Aug
21
Edward Tufte, Presenting Data and Information
Filed Under Wisdom
I had the opportunity yesterday to attend a one-day course taught by former Yale and Princeton professor Edward Tufte. The New York Times calls him “The Leonardo da Vinci of data.”
Although the seminar itself was a little underwhelming, the content was great. And because Tufte’s main point is that content is all that matters, it kind of works for him. You gotta give him some credit for getting 300 people paying $380 for a one-day lecture that he’ll do 16 times around the country in the next few months. And he’s been doing this for years. Cha-ching.
The four books he wrote—included with registration—are really all you need. Tufte spent the majority of his time reading and referring to them anyway.
A few highlights for me:
- In good data presentations, nothing should be able to be erased. In other words, eliminate non-relevant information that doesn’t support your point.
- At the same time, include as much information as possible to support your data. Every presentation of data should provide reasons to believe. Your audience isn’t dumb.
- If you’re tempted to remove stuff from your presentation because it’s looking too cluttered, it’s a design problem not a content problem. Overcome the clutter with better design.
- Those boxes on org charts (the black lines around people’s names) mean nothing. Eliminate them.
- Presenting data–or any presentation–should not be authoritarian. Your points are not meant to give you power, they’re meant to help educate the audience. Why do we do the slow “reveal” in our presentations? We should send everything we have ahead of time so people can start to get familiar with the content.

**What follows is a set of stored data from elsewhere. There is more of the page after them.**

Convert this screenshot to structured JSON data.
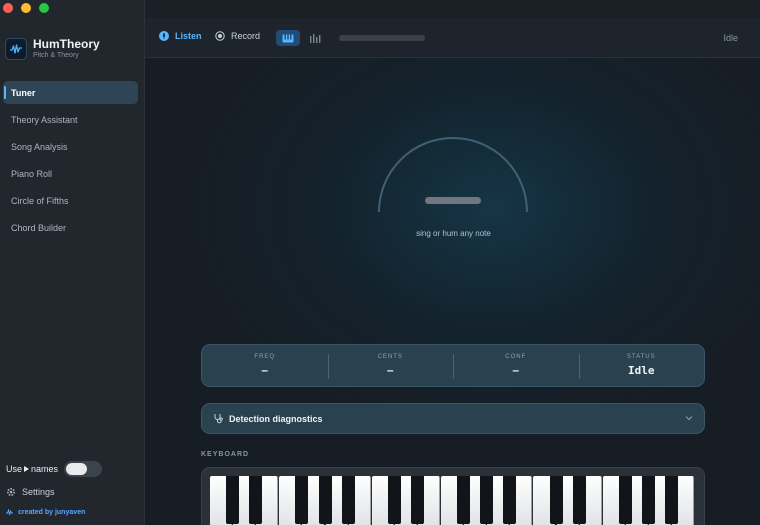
{
  "app": {
    "name": "HumTheory",
    "tagline": "Pitch & Theory"
  },
  "sidebar": {
    "items": [
      {
        "label": "Tuner",
        "active": true
      },
      {
        "label": "Theory Assistant",
        "active": false
      },
      {
        "label": "Song Analysis",
        "active": false
      },
      {
        "label": "Piano Roll",
        "active": false
      },
      {
        "label": "Circle of Fifths",
        "active": false
      },
      {
        "label": "Chord Builder",
        "active": false
      }
    ],
    "names_toggle": {
      "label_prefix": "Use",
      "label_suffix": "names",
      "enabled": false
    },
    "settings_label": "Settings",
    "credit": "created by junyaven"
  },
  "toolbar": {
    "listen_label": "Listen",
    "record_label": "Record",
    "view_modes": [
      "piano-keys-icon",
      "bars-icon"
    ],
    "active_view": "piano-keys-icon",
    "input_level": 0,
    "status": "Idle"
  },
  "tuner": {
    "note_placeholder": "—",
    "hint": "sing or hum any note"
  },
  "stats": [
    {
      "label": "FREQ",
      "value": "–"
    },
    {
      "label": "CENTS",
      "value": "–"
    },
    {
      "label": "CONF",
      "value": "–"
    },
    {
      "label": "STATUS",
      "value": "Idle"
    }
  ],
  "diagnostics": {
    "title": "Detection diagnostics",
    "expanded": false
  },
  "keyboard": {
    "label": "KEYBOARD"
  },
  "colors": {
    "accent": "#58b6ff",
    "sidebar_bg": "#22272e",
    "panel_bg": "#2a4250"
  }
}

- Get people to use their own cognitive flow and style. Genuine exploration. It’s how we learn.
- Anytime you’re making presentations, continually come around to these three questions: 1) What is the problem? 2) Who cares? 3) What’s my solution?
- Find or develop a “super graphic” that you use all the time and continually refer to.
- Don’t pitch. Instead, explain and inform.
- Use whatever it takes to show the data. Three-dimensional objects are the best when you can.
- Put your name on your work. People make presentations, not committees or boards or teams. Individual names lend credit and provide accountability.
- Beware of featureitis, the disease that says more bells and whistles are better.
One of the most impressive examples of a good data presentation is the graphic from Napoleon’s ill-fated Moscow campaign by Mindard. Wow.
For those unfamiliar with Tufte, he hates PowerPoint with a vengeance and is full of reasons why.
I look forward to spending some time with Tufte’s books and digesting more of the information. They’re a gold-mine of wisdom and examples.